Lauriston took a cigar and seated himself in a chair; while his host sat on one of the ottomans, his left elbow buried in a cushion, languidly smoking a long hookah. Something in the atmosphere of the room, its studied coolness, the stately composure of its owner, the faint perfume which began to rise from the bubbling water of the hookah, began to exercise over Lauriston the same enervating influence which he had felt in the far more luxurious chamber above. The soft voice of the merchant, speaking in measured tones, as if speech were spontaneous music, lulled him into a state of dreamy expectancy of some further experience new and strange.
“You would fall very easily and naturally into our Eastern ways, more easily than most of your race, I think,” he said; and Lauriston felt conscious, now that he saw him reclining at his ease, of a charm in the manner of the Oriental which he had not seen before. “You can rest, which is to most of the men of North Europe an impossibility.”
Lauriston sat upright in his chair, consciously struggling against the charm which was ensnaring his senses. “What you call rest,” he said earnestly, “is a temporary torpor necessary to you, a warmer-blooded race, and is the natural reaction from your passionate moods, in which you are all fire. But for us, a colder nation, what you call rest is a dangerous soothing of the mind and stimulating of the senses, an enslaving pleasure to be avoided by those who have a battle to fight, and much to win. The only wholesome rest for us is dead, dreamless sleep.”
“And yet,” said the Oriental, smoking solemnly on, yet observing his companion with attentive eyes, “you give way to the pleasure, and you court the charm.”

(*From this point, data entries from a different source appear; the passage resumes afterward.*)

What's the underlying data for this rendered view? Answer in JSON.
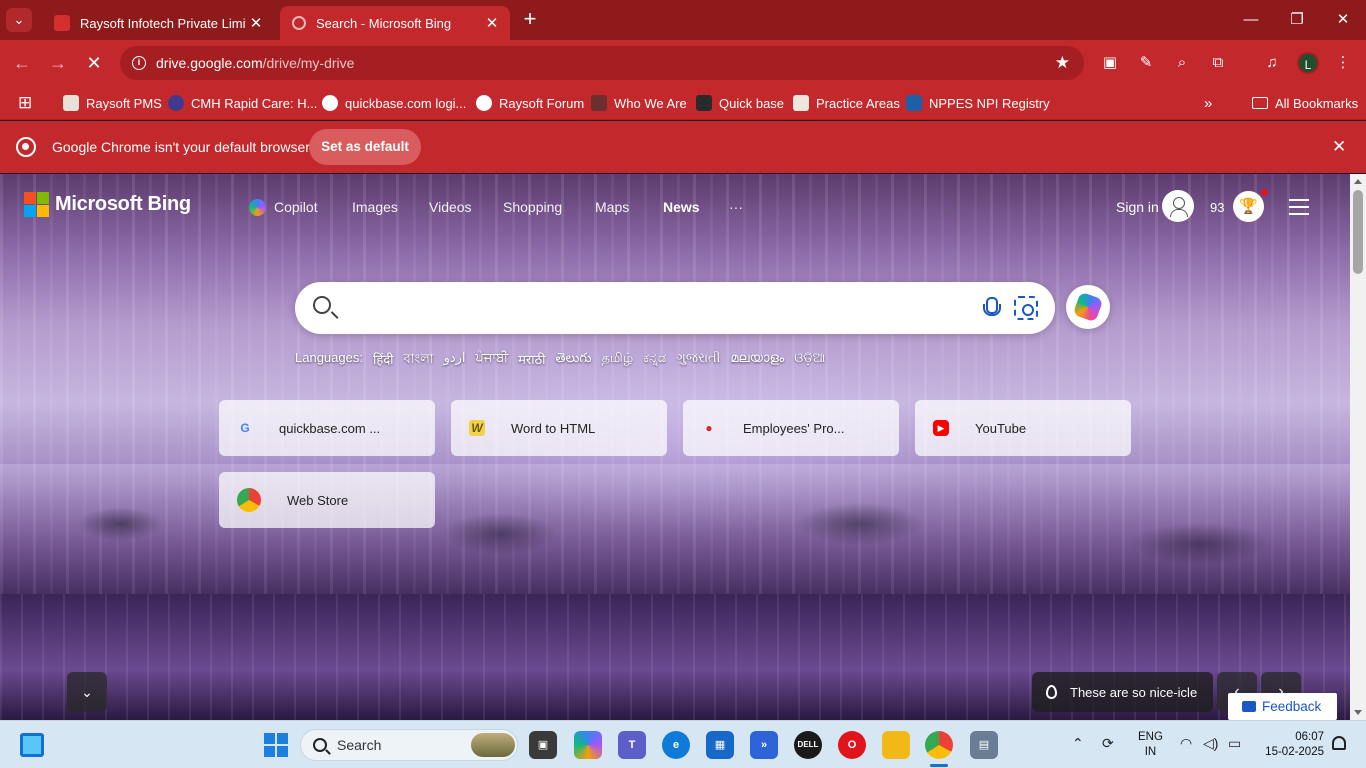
{
  "browser": {
    "tabs": [
      {
        "title": "Raysoft Infotech Private Limited",
        "favicon_color": "#d32f2f",
        "active": false
      },
      {
        "title": "Search - Microsoft Bing",
        "favicon_color": "#f5b6b6",
        "active": true
      }
    ],
    "url_host": "drive.google.com",
    "url_path": "/drive/my-drive",
    "profile_initial": "L",
    "bookmarks": [
      {
        "label": "Raysoft PMS",
        "color": "#e9e1d6"
      },
      {
        "label": "CMH Rapid Care: H...",
        "color": "#3d3a8f"
      },
      {
        "label": "quickbase.com logi...",
        "color": "#ffffff"
      },
      {
        "label": "Raysoft Forum",
        "color": "#ffffff"
      },
      {
        "label": "Who We Are",
        "color": "#6b2f2f"
      },
      {
        "label": "Quick base",
        "color": "#2a2a2a"
      },
      {
        "label": "Practice Areas",
        "color": "#efe7dd"
      },
      {
        "label": "NPPES NPI Registry",
        "color": "#1f5fa8"
      }
    ],
    "all_bookmarks_label": "All Bookmarks",
    "infobar_message": "Google Chrome isn't your default browser",
    "infobar_button": "Set as default"
  },
  "bing": {
    "logo_text": "Microsoft Bing",
    "logo_colors": [
      "#f25022",
      "#7fba00",
      "#00a4ef",
      "#ffb900"
    ],
    "nav": [
      {
        "label": "Copilot"
      },
      {
        "label": "Images"
      },
      {
        "label": "Videos"
      },
      {
        "label": "Shopping"
      },
      {
        "label": "Maps"
      },
      {
        "label": "News"
      },
      {
        "label": "···"
      }
    ],
    "sign_in": "Sign in",
    "points": "93",
    "search_value": "",
    "languages_label": "Languages:",
    "languages": [
      "हिंदी",
      "বাংলা",
      "اردو",
      "ਪੰਜਾਬੀ",
      "मराठी",
      "తెలుగు",
      "தமிழ்",
      "ಕನ್ನಡ",
      "ગુજરાતી",
      "മലയാളം",
      "ଓଡ଼ିଆ"
    ],
    "tiles": [
      {
        "label": "quickbase.com ...",
        "icon_text": "G",
        "icon_color": "#4285f4",
        "icon_bg": "transparent"
      },
      {
        "label": "Word to HTML",
        "icon_text": "W",
        "icon_color": "#6b5a00",
        "icon_bg": "#f2d24a"
      },
      {
        "label": "Employees' Pro...",
        "icon_text": "●",
        "icon_color": "#d62c2c",
        "icon_bg": "transparent"
      },
      {
        "label": "YouTube",
        "icon_text": "▶",
        "icon_color": "#ffffff",
        "icon_bg": "#ff0000"
      },
      {
        "label": "Web Store",
        "icon_text": "◉",
        "icon_color": "#34a853",
        "icon_bg": "transparent"
      }
    ],
    "image_caption": "These are so nice-icle",
    "feedback_label": "Feedback"
  },
  "taskbar": {
    "search_placeholder": "Search",
    "language_line1": "ENG",
    "language_line2": "IN",
    "time": "06:07",
    "date": "15-02-2025"
  }
}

Lauriston grew red, though the subdued light did not betray his blushes. “When one suddenly meets with a new experience a little curiosity and interest are only natural,” he said.

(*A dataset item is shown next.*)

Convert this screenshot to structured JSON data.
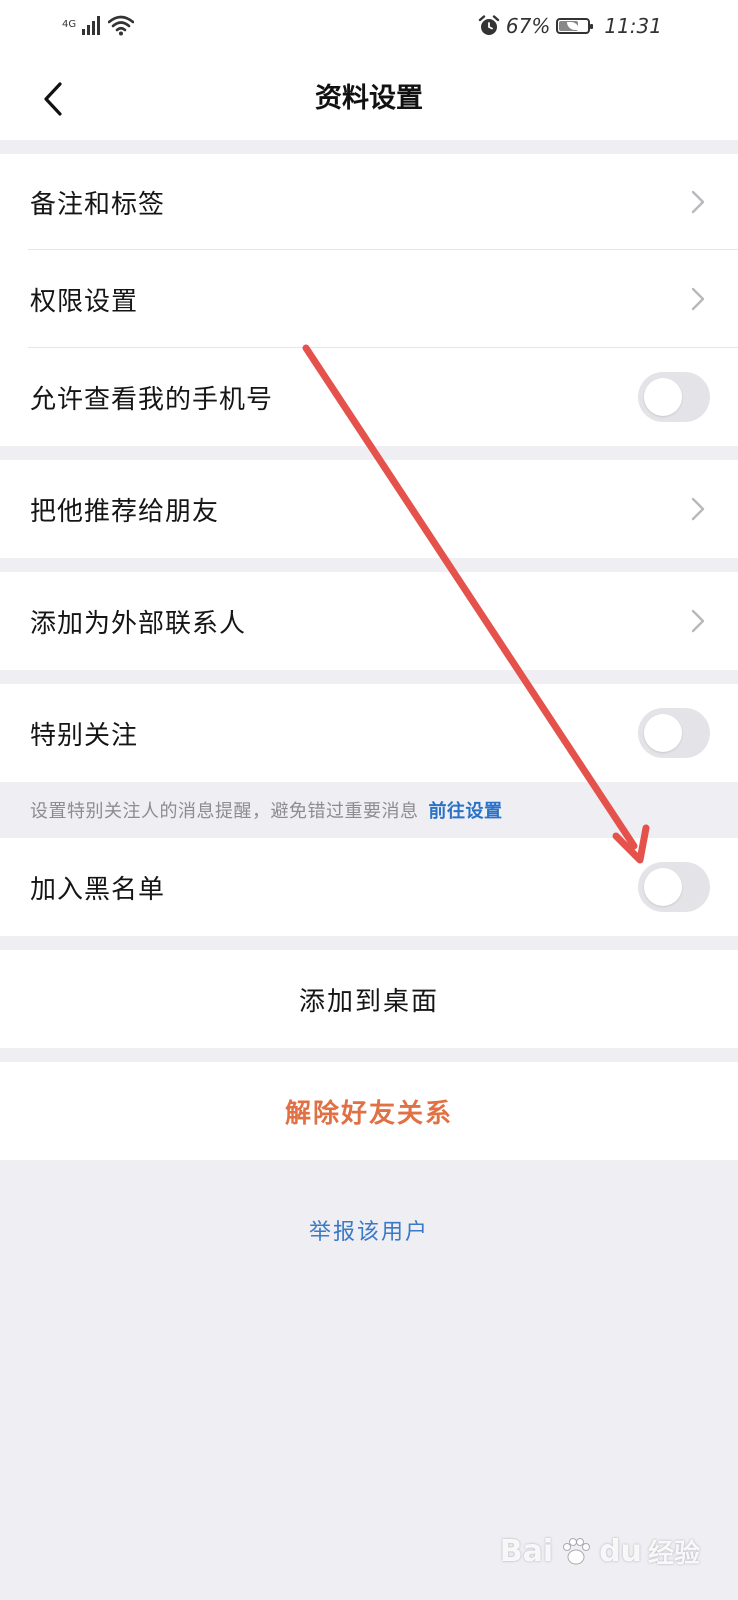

“Yes, yes. But the curiosity and interest of Englishmen display themselves in ways so strange to us of another race. For instance, I will tell you a tale: Two young men of your race, men well-born perhaps, clothed in the fashion of your princes and your nobles, hideous and ill-chosen to us, but of the taste which in England is called the very best—see by night in a dark little dusty room where the blinds have not been pulled down, a man and a lady. The lady is beautiful, not dressed as their women are, and neither is English, the young men think. So they stare in until they attract the man’s attention, when for shame they slink off, to return the next day, and the next, and the next, always foolish, trifling, impertinent, spying and prying for another sight of the lady, whom they never behold again. Then a third young Englishman—perhaps I need not say more about his course, but that it is bolder than that of the others——”

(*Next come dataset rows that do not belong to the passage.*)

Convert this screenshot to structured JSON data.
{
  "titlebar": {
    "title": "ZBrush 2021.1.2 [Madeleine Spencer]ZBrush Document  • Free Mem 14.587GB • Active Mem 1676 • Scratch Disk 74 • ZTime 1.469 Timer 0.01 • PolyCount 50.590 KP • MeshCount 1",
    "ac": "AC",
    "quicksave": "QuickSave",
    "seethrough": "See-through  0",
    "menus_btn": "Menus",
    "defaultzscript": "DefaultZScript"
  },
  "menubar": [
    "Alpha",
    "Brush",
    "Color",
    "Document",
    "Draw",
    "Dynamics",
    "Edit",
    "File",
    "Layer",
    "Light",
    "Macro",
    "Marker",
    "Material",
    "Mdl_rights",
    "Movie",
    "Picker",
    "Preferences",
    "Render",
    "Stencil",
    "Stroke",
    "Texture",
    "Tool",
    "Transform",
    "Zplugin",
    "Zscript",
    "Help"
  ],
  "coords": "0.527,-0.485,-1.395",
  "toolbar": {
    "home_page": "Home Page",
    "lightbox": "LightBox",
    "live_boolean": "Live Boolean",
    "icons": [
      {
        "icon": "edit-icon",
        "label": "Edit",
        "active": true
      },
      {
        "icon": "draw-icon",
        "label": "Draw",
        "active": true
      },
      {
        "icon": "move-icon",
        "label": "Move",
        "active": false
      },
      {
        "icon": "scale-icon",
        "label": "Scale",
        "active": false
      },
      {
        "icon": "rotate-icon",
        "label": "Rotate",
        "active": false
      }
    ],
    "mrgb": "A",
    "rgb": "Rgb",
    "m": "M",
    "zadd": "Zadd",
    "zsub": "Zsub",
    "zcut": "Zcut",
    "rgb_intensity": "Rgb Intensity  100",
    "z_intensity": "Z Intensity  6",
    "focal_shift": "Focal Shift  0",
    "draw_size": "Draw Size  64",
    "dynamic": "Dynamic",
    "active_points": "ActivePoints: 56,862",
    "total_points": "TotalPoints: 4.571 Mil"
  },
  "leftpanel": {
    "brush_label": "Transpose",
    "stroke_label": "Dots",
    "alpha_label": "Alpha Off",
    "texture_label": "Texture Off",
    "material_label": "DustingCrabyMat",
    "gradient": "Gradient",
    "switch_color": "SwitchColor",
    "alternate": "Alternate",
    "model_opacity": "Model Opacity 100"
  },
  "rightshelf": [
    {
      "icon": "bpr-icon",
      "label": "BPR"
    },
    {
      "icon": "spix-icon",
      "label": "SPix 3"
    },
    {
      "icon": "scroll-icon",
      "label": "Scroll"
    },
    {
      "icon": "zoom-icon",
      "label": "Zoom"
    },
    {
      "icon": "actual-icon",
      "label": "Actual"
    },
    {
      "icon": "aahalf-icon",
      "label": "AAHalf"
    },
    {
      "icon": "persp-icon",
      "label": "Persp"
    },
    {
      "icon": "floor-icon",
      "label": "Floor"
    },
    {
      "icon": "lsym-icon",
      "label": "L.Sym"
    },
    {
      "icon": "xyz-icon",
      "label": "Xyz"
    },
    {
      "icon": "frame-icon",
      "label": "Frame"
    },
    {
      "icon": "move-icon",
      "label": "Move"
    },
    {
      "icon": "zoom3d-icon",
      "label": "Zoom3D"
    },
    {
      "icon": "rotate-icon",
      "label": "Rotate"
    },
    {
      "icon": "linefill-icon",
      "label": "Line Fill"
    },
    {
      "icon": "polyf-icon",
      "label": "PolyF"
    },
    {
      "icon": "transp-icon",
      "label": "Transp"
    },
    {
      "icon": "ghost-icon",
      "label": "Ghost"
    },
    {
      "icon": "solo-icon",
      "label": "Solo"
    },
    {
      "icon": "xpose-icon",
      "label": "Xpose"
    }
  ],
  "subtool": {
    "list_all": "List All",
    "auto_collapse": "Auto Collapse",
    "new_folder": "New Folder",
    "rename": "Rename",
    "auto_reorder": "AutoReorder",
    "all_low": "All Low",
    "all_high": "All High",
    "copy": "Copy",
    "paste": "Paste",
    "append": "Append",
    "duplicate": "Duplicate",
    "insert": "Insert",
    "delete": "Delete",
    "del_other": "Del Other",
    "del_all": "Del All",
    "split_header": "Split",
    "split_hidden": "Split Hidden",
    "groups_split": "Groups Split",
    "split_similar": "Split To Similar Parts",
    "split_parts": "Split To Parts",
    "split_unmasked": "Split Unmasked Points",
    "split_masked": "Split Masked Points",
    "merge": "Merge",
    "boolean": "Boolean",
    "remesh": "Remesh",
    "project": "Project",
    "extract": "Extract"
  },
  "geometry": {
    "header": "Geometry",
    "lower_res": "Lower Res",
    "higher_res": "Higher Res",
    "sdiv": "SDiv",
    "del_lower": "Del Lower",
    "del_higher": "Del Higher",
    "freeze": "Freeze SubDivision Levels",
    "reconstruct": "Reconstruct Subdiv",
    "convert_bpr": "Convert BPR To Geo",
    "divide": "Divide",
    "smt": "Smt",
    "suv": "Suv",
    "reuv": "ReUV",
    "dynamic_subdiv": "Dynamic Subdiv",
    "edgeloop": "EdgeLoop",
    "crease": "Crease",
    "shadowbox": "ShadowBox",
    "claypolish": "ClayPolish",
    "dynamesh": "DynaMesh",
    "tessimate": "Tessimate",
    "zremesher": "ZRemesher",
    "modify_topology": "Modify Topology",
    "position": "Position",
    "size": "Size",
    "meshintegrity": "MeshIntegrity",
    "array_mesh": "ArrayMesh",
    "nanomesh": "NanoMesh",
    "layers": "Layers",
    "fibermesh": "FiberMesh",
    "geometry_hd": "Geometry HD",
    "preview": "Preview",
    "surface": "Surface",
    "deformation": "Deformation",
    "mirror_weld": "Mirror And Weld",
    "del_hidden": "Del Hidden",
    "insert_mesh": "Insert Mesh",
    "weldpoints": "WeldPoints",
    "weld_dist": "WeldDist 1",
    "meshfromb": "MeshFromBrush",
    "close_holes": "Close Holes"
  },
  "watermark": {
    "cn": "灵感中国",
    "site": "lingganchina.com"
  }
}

Lauriston interrupted him. “I see,” he said in a low voice strongly-controlled, “that you believe me to be merely the accomplice of the two others. I do know who they are, I know they got me here by a trick, although until this moment I never guessed one word of it. Sir,” he rose, very quietly and composedly, but with passion which was unmistakably fierce and strong glowing in his handsome face, “I don’t know how to address a gentleman of your country, but I wish to apologise in the humblest and fullest manner for an offence which I committed in all ignorance. By Heaven, when I meet those two infernal little cads——!” he broke out suddenly, forfeiting all right, in his vehemence, to the praise bestowed by Rahas on his capabilities of repose.
But he was checked in all the heat of his outbreak by sounds behind him which recalled him to the fact that he might have unseen listeners to his very unrestrained language. Turning sharply, he saw the curtains behind the screen move and open against the light, as if some one were retreating between them. Rahas attempted to reassure him by a gesture of the hand.